# My Best Option For Target Shooting and Eventual Competition - 9mm Under $1k



## Slapshot (Jan 20, 2013)

I'm looking ay purchasing a pistol that I can use to spend a lot of time on the range with, and eventually, shoot a bit competitively. The caliber is 9mm, and the budget is anything under $1000.00. Accuracy and reliability are the most important factors. I am considering:


XDM 9mm Competition

CZ75 SP-01 Tactical

FNH FNS-9mm Long Slide

Magnum Research Baby Desert Eagle 2

Sig Sauer P226 Navy


I would greatly appreciate your thoughts on those you have familiarity with. Or am I missing something else I should consider?


----------



## Glock Doctor (Mar 14, 2011)

Of those pistols mentioned my first choice would be the CZ75 SP-01. Me, personally? I wouldn't get the tactical model. (Magazine capacity is too limited; and I'd rather have a safety than a decocker.) My second choice would be the SIG/Sauer P226 (Navy). Given time and extensive use I'd expect the CZ75 to be the most durable. Either pistol has a 22 LR caliber conversion unit available.


----------



## Slapshot (Jan 20, 2013)

Glock Doctor said:


> Of those pistols mentioned my first choice would be the CZ75 SP-01. Me, personally? I wouldn't get the tactical model. (Magazine capacity is too limited; and I'd rather have a safety than a decocker.) My second choice would be the SIG/Sauer P226 (Navy). Given time and extensive use I'd expect the CZ75 to be the most durable. Either pistol has a 22 LR caliber conversion unit available.

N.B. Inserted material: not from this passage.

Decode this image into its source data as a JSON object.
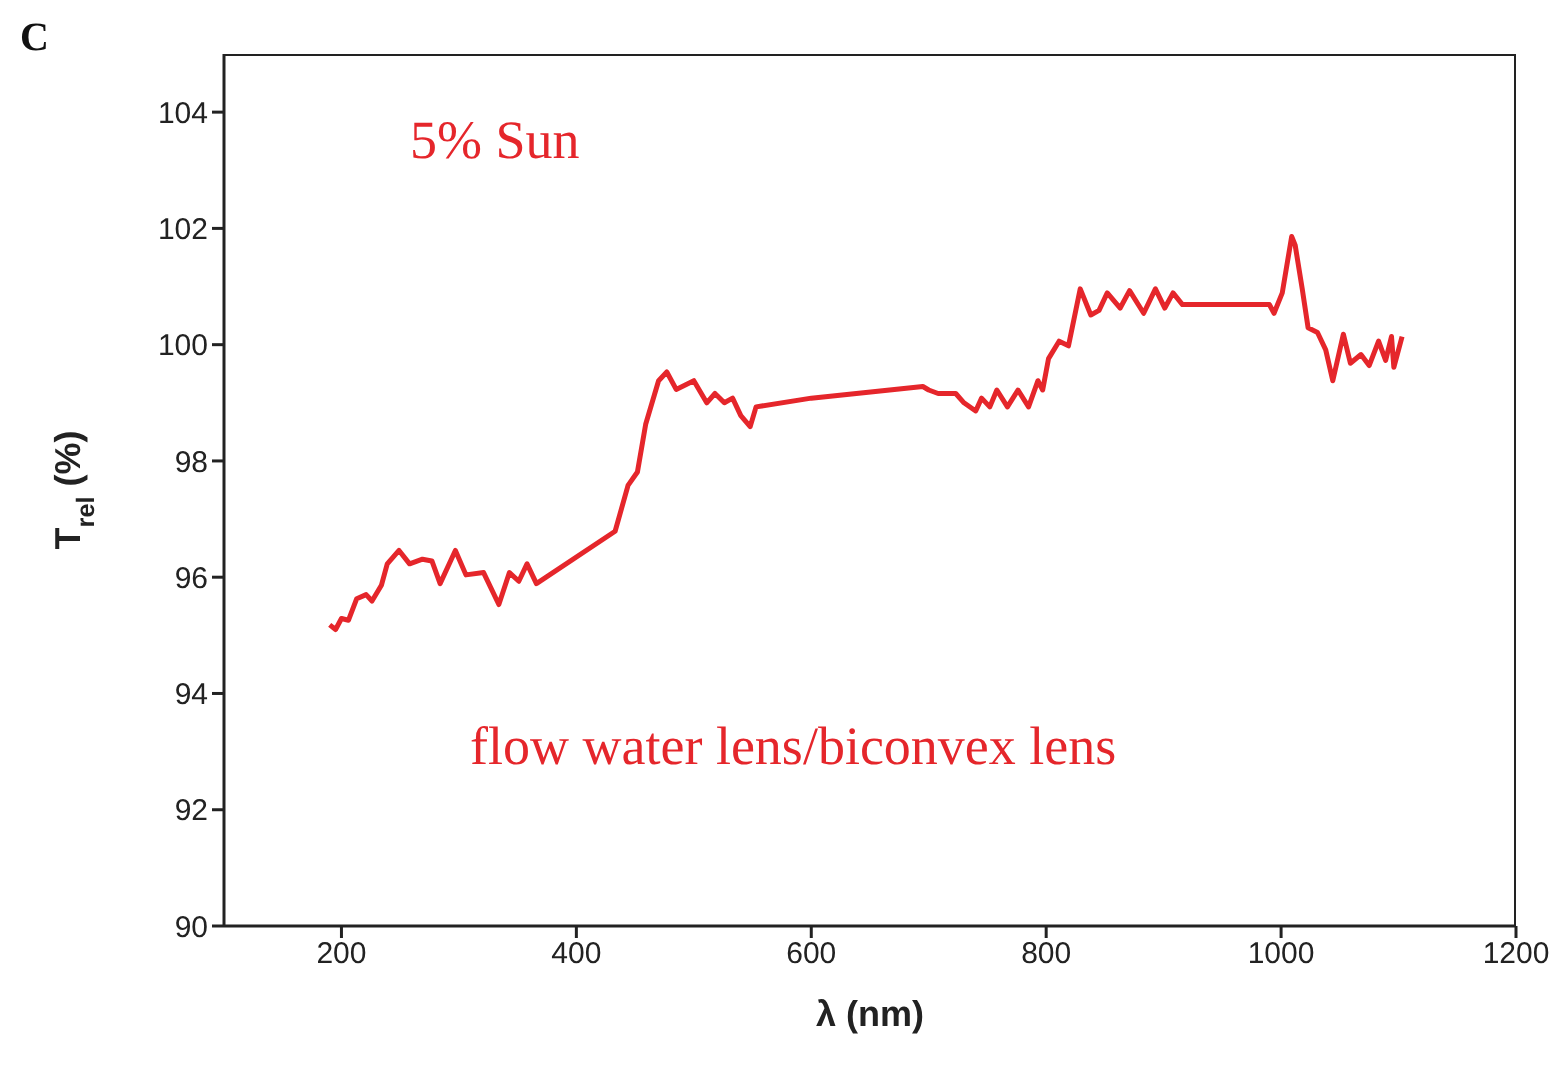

Thanks for your thoughts. I've eliminated the "tactical" option on the SP-01.


----------



## stephenva (Jan 5, 2014)

My Baby Eagle 9mm is my best shooter and I'm new (2 years) back to shooting. My Beretta 92 FS runs second.


----------



## Jayghf1978 (Jun 11, 2013)

I'm with the Glock doctor, don't pass up the CZ.

I have only shot the SP01 once and decided to get a CZ afterwards. I own a P07 (only CZ I could find at the time) and enjoy it very much.

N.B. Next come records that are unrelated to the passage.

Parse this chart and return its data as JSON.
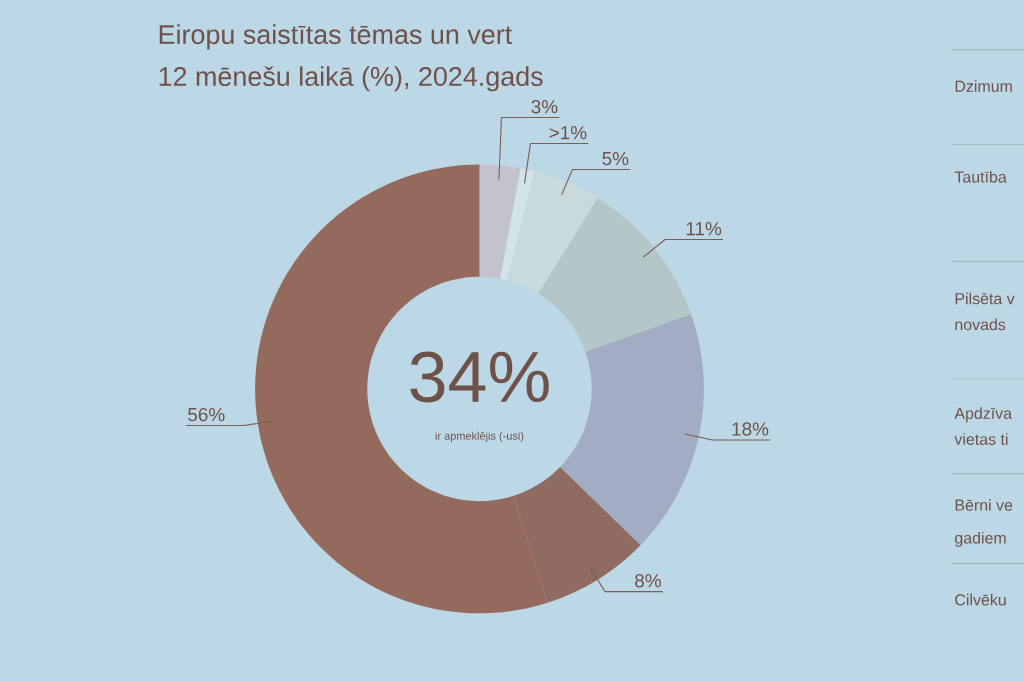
{
  "chart_data": {
    "type": "donut",
    "title": "Eiropu saistītas tēmas un vert",
    "subtitle": "12 mēnešu laikā (%), 2024.gads",
    "categories": [
      null,
      null,
      null,
      null,
      null,
      null,
      null
    ],
    "values": [
      3,
      1,
      5,
      11,
      18,
      8,
      56
    ],
    "colors": [
      "#c3c2cf",
      "#d2e3ea",
      "#c9dadd",
      "#b3c6c8",
      "#a2adc3",
      "#8f6b62",
      "#946a5d"
    ],
    "value_labels": [
      "3%",
      ">1%",
      "5%",
      "11%",
      "18%",
      "8%",
      "56%"
    ],
    "annotations": [
      "34%",
      "ir apmeklējis (-usi)",
      "Dzimum",
      "Tautība",
      "Pilsēta v",
      "novads",
      "Apdzīva",
      "vietas ti",
      "Bērni ve",
      "gadiem",
      "Cilvēku"
    ]
  }
}
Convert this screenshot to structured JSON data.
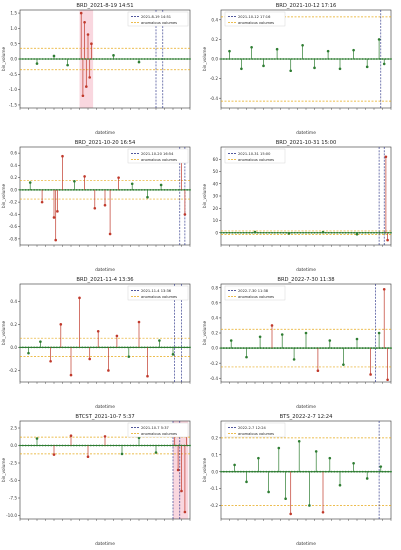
{
  "colors": {
    "stem": "#c0392b",
    "marker": "#2e7d32",
    "baseline": "#2e7d32",
    "band": "#e6a817",
    "vline": "#1a237e",
    "highlight": "#f2a7b8"
  },
  "legend": {
    "anomalous_label": "anomalous volumes"
  },
  "xlabel": "datetime",
  "chart_data": [
    {
      "type": "stem",
      "title": "BRD_2021-8-19 14:51",
      "legend_date": "2021-8-19 14:51",
      "xlabel": "datetime",
      "ylabel": "bin_volume",
      "ylim": [
        -1.6,
        1.6
      ],
      "yticks": [
        "1.5",
        "1.0",
        "0.5",
        "0.0",
        "-0.5",
        "-1.0",
        "-1.5"
      ],
      "ytick_values": [
        1.5,
        1.0,
        0.5,
        0.0,
        -0.5,
        -1.0,
        -1.5
      ],
      "band": [
        0.35,
        -0.35
      ],
      "vlines": [
        0.8,
        0.84
      ],
      "highlight": [
        0.35,
        0.43
      ],
      "stems": [
        {
          "x": 0.36,
          "y": 1.5
        },
        {
          "x": 0.37,
          "y": -1.2
        },
        {
          "x": 0.38,
          "y": 1.2
        },
        {
          "x": 0.39,
          "y": -0.9
        },
        {
          "x": 0.4,
          "y": 0.8
        },
        {
          "x": 0.41,
          "y": -0.6
        },
        {
          "x": 0.42,
          "y": 0.5
        },
        {
          "x": 0.1,
          "y": -0.15
        },
        {
          "x": 0.2,
          "y": 0.1
        },
        {
          "x": 0.28,
          "y": -0.2
        },
        {
          "x": 0.55,
          "y": 0.12
        },
        {
          "x": 0.7,
          "y": -0.1
        }
      ]
    },
    {
      "type": "stem",
      "title": "BRD_2021-10-12 17:16",
      "legend_date": "2021-10-12 17:16",
      "xlabel": "datetime",
      "ylabel": "bin_volume",
      "ylim": [
        -0.5,
        0.5
      ],
      "yticks": [
        "0.4",
        "0.2",
        "0.0",
        "-0.2",
        "-0.4"
      ],
      "ytick_values": [
        0.4,
        0.2,
        0.0,
        -0.2,
        -0.4
      ],
      "band": [
        0.43,
        -0.43
      ],
      "vlines": [
        0.94
      ],
      "highlight": null,
      "stems": [
        {
          "x": 0.05,
          "y": 0.08
        },
        {
          "x": 0.12,
          "y": -0.1
        },
        {
          "x": 0.18,
          "y": 0.12
        },
        {
          "x": 0.25,
          "y": -0.07
        },
        {
          "x": 0.33,
          "y": 0.1
        },
        {
          "x": 0.41,
          "y": -0.12
        },
        {
          "x": 0.48,
          "y": 0.14
        },
        {
          "x": 0.55,
          "y": -0.09
        },
        {
          "x": 0.63,
          "y": 0.08
        },
        {
          "x": 0.7,
          "y": -0.1
        },
        {
          "x": 0.78,
          "y": 0.09
        },
        {
          "x": 0.86,
          "y": -0.08
        },
        {
          "x": 0.93,
          "y": 0.2
        },
        {
          "x": 0.96,
          "y": -0.05
        }
      ]
    },
    {
      "type": "stem",
      "title": "BRD_2021-10-20 16:54",
      "legend_date": "2021-10-20 16:54",
      "xlabel": "datetime",
      "ylabel": "bin_volume",
      "ylim": [
        -0.9,
        0.7
      ],
      "yticks": [
        "0.6",
        "0.4",
        "0.2",
        "0.0",
        "-0.2",
        "-0.4",
        "-0.6",
        "-0.8"
      ],
      "ytick_values": [
        0.6,
        0.4,
        0.2,
        0.0,
        -0.2,
        -0.4,
        -0.6,
        -0.8
      ],
      "band": [
        0.15,
        -0.15
      ],
      "vlines": [
        0.94,
        0.97
      ],
      "highlight": null,
      "stems": [
        {
          "x": 0.06,
          "y": 0.12
        },
        {
          "x": 0.13,
          "y": -0.2
        },
        {
          "x": 0.2,
          "y": -0.45
        },
        {
          "x": 0.21,
          "y": -0.82
        },
        {
          "x": 0.22,
          "y": -0.35
        },
        {
          "x": 0.25,
          "y": 0.55
        },
        {
          "x": 0.32,
          "y": 0.14
        },
        {
          "x": 0.38,
          "y": 0.22
        },
        {
          "x": 0.44,
          "y": -0.3
        },
        {
          "x": 0.5,
          "y": -0.25
        },
        {
          "x": 0.53,
          "y": -0.72
        },
        {
          "x": 0.58,
          "y": 0.2
        },
        {
          "x": 0.66,
          "y": 0.1
        },
        {
          "x": 0.75,
          "y": -0.12
        },
        {
          "x": 0.83,
          "y": 0.08
        },
        {
          "x": 0.95,
          "y": 0.55
        },
        {
          "x": 0.97,
          "y": -0.4
        }
      ]
    },
    {
      "type": "stem",
      "title": "BRD_2021-10-31 15:00",
      "legend_date": "2021-10-31 15:00",
      "xlabel": "datetime",
      "ylabel": "bin_volume",
      "ylim": [
        -10,
        70
      ],
      "yticks": [
        "60",
        "50",
        "40",
        "30",
        "20",
        "10",
        "0"
      ],
      "ytick_values": [
        60,
        50,
        40,
        30,
        20,
        10,
        0
      ],
      "band": [
        1.5,
        -1.5
      ],
      "vlines": [
        0.93,
        0.96
      ],
      "highlight": null,
      "stems": [
        {
          "x": 0.2,
          "y": 0.6
        },
        {
          "x": 0.4,
          "y": -0.5
        },
        {
          "x": 0.6,
          "y": 0.5
        },
        {
          "x": 0.8,
          "y": -1.2
        },
        {
          "x": 0.97,
          "y": 62
        },
        {
          "x": 0.98,
          "y": -6
        }
      ]
    },
    {
      "type": "stem",
      "title": "BRD_2021-11-4 13:36",
      "legend_date": "2021-11-4 13:36",
      "xlabel": "datetime",
      "ylabel": "bin_volume",
      "ylim": [
        -0.3,
        0.55
      ],
      "yticks": [
        "0.4",
        "0.2",
        "0.0",
        "-0.2"
      ],
      "ytick_values": [
        0.4,
        0.2,
        0.0,
        -0.2
      ],
      "band": [
        0.08,
        -0.08
      ],
      "vlines": [
        0.91,
        0.95
      ],
      "highlight": null,
      "stems": [
        {
          "x": 0.05,
          "y": -0.05
        },
        {
          "x": 0.12,
          "y": 0.05
        },
        {
          "x": 0.18,
          "y": -0.12
        },
        {
          "x": 0.24,
          "y": 0.2
        },
        {
          "x": 0.3,
          "y": -0.24
        },
        {
          "x": 0.35,
          "y": 0.43
        },
        {
          "x": 0.41,
          "y": -0.1
        },
        {
          "x": 0.46,
          "y": 0.14
        },
        {
          "x": 0.52,
          "y": -0.2
        },
        {
          "x": 0.57,
          "y": 0.1
        },
        {
          "x": 0.64,
          "y": -0.08
        },
        {
          "x": 0.7,
          "y": 0.22
        },
        {
          "x": 0.75,
          "y": -0.25
        },
        {
          "x": 0.82,
          "y": 0.06
        },
        {
          "x": 0.9,
          "y": -0.06
        }
      ]
    },
    {
      "type": "stem",
      "title": "BRD_2022-7-30 11:38",
      "legend_date": "2022-7-30 11:38",
      "xlabel": "datetime",
      "ylabel": "bin_volume",
      "ylim": [
        -0.45,
        0.85
      ],
      "yticks": [
        "0.8",
        "0.6",
        "0.4",
        "0.2",
        "0.0",
        "-0.2",
        "-0.4"
      ],
      "ytick_values": [
        0.8,
        0.6,
        0.4,
        0.2,
        0.0,
        -0.2,
        -0.4
      ],
      "band": [
        0.25,
        -0.25
      ],
      "vlines": [
        0.91
      ],
      "highlight": null,
      "stems": [
        {
          "x": 0.06,
          "y": 0.1
        },
        {
          "x": 0.15,
          "y": -0.12
        },
        {
          "x": 0.23,
          "y": 0.15
        },
        {
          "x": 0.3,
          "y": 0.3
        },
        {
          "x": 0.36,
          "y": 0.18
        },
        {
          "x": 0.43,
          "y": -0.15
        },
        {
          "x": 0.5,
          "y": 0.2
        },
        {
          "x": 0.57,
          "y": -0.3
        },
        {
          "x": 0.64,
          "y": 0.1
        },
        {
          "x": 0.72,
          "y": -0.22
        },
        {
          "x": 0.8,
          "y": 0.12
        },
        {
          "x": 0.88,
          "y": -0.35
        },
        {
          "x": 0.93,
          "y": 0.2
        },
        {
          "x": 0.96,
          "y": 0.78
        },
        {
          "x": 0.98,
          "y": -0.42
        }
      ]
    },
    {
      "type": "stem",
      "title": "BTCST_2021-10-7 5:37",
      "legend_date": "2021-10-7 5:37",
      "xlabel": "datetime",
      "ylabel": "bin_volume",
      "ylim": [
        -10.5,
        3.5
      ],
      "yticks": [
        "2.5",
        "0.0",
        "-2.5",
        "-5.0",
        "-7.5",
        "-10.0"
      ],
      "ytick_values": [
        2.5,
        0.0,
        -2.5,
        -5.0,
        -7.5,
        -10.0
      ],
      "band": [
        1.2,
        -1.2
      ],
      "vlines": [
        0.9,
        0.94
      ],
      "highlight": [
        0.9,
        0.99
      ],
      "stems": [
        {
          "x": 0.1,
          "y": 1.0
        },
        {
          "x": 0.2,
          "y": -1.3
        },
        {
          "x": 0.3,
          "y": 1.4
        },
        {
          "x": 0.4,
          "y": -1.6
        },
        {
          "x": 0.5,
          "y": 1.3
        },
        {
          "x": 0.6,
          "y": -1.2
        },
        {
          "x": 0.7,
          "y": 1.1
        },
        {
          "x": 0.8,
          "y": -1.0
        },
        {
          "x": 0.91,
          "y": 2.6
        },
        {
          "x": 0.93,
          "y": -3.5
        },
        {
          "x": 0.95,
          "y": -6.5
        },
        {
          "x": 0.97,
          "y": -9.5
        },
        {
          "x": 0.98,
          "y": 2.8
        }
      ]
    },
    {
      "type": "stem",
      "title": "BTS_2022-2-7 12:24",
      "legend_date": "2022-2-7 12:24",
      "xlabel": "datetime",
      "ylabel": "bin_volume",
      "ylim": [
        -0.28,
        0.3
      ],
      "yticks": [
        "0.2",
        "0.1",
        "0.0",
        "-0.1",
        "-0.2"
      ],
      "ytick_values": [
        0.2,
        0.1,
        0.0,
        -0.1,
        -0.2
      ],
      "band": [
        0.2,
        -0.2
      ],
      "vlines": [
        0.93
      ],
      "highlight": null,
      "stems": [
        {
          "x": 0.08,
          "y": 0.04
        },
        {
          "x": 0.15,
          "y": -0.06
        },
        {
          "x": 0.22,
          "y": 0.08
        },
        {
          "x": 0.28,
          "y": -0.12
        },
        {
          "x": 0.34,
          "y": 0.14
        },
        {
          "x": 0.38,
          "y": -0.16
        },
        {
          "x": 0.41,
          "y": -0.25
        },
        {
          "x": 0.46,
          "y": 0.18
        },
        {
          "x": 0.52,
          "y": -0.2
        },
        {
          "x": 0.56,
          "y": 0.12
        },
        {
          "x": 0.6,
          "y": -0.24
        },
        {
          "x": 0.64,
          "y": 0.08
        },
        {
          "x": 0.7,
          "y": -0.08
        },
        {
          "x": 0.78,
          "y": 0.05
        },
        {
          "x": 0.86,
          "y": -0.04
        },
        {
          "x": 0.94,
          "y": 0.03
        }
      ]
    }
  ]
}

Some of the best in the world that won competition are using CZs, including Angus Hobdell, who designs for their custom shop.


----------



## OGCJason (Nov 4, 2013)

The Beretta line was woefully ignored until the 92FS, but I'd also throw the PX4 series in there too. My compact 9mm came out of the box better than many other pistols in terms of accuracy.


----------



## Morgo (Dec 6, 2010)

CZ SP01 Shadow.


----------



## Slapshot (Jan 20, 2013)

Morgo said:


> CZ SP01 Shadow.


Thanks to all on the CZ recommendations. The SP-01 Shadow Target (which I think is the gun you mean, as opposed to the Accu-Shadow) is nearly $1400.00, and just too expensive for my budget. Otherwise, I would love one.


----------



## Morgo (Dec 6, 2010)

Slapshot said:


> Thanks to all on the CZ recommendations. The SP-01 Shadow Target (which I think is the gun you mean, as opposed to the Accu-Shadow) is nearly $1400.00, and just too expensive for my budget. Otherwise, I would love one.


Those may be the enhanced models of the Shadow, the standard Shadow is only about 1300 here is Aus so I imagine its under $1k in the US.

CZ 75 SHADOW 9MM BLK 2 18RD FOFS 3.5# TRIGGER $956.00 SHIPS FREE


----------



## Slapshot (Jan 20, 2013)

Morgo said:


> Those may be the enhanced models of the Shadow, the standard Shadow is only about 1300 here is Aus so I imagine its under $1k in the US.
> 
> CZ 75 SHADOW 9MM BLK 2 18RD FOFS 3.5# TRIGGER $956.00 SHIPS FREE


It appears that model was discontinued in 2012 according to the CZ website. That's also apparently why its long been out of stock at Buds, as noted in the link you kindly included. That explains why I was confused. In the CZ website link I included below, it appears at the bottom in the discontinued products section. A shame, because it looks like it would have been a great option for me.

CZ-USA -> Product Categories


----------



## Morgo (Dec 6, 2010)

That seems very odd they would discontinue the base model SP01 Shadow, its possibly the most or atleast one of the most popular IPSC production handguns.


----------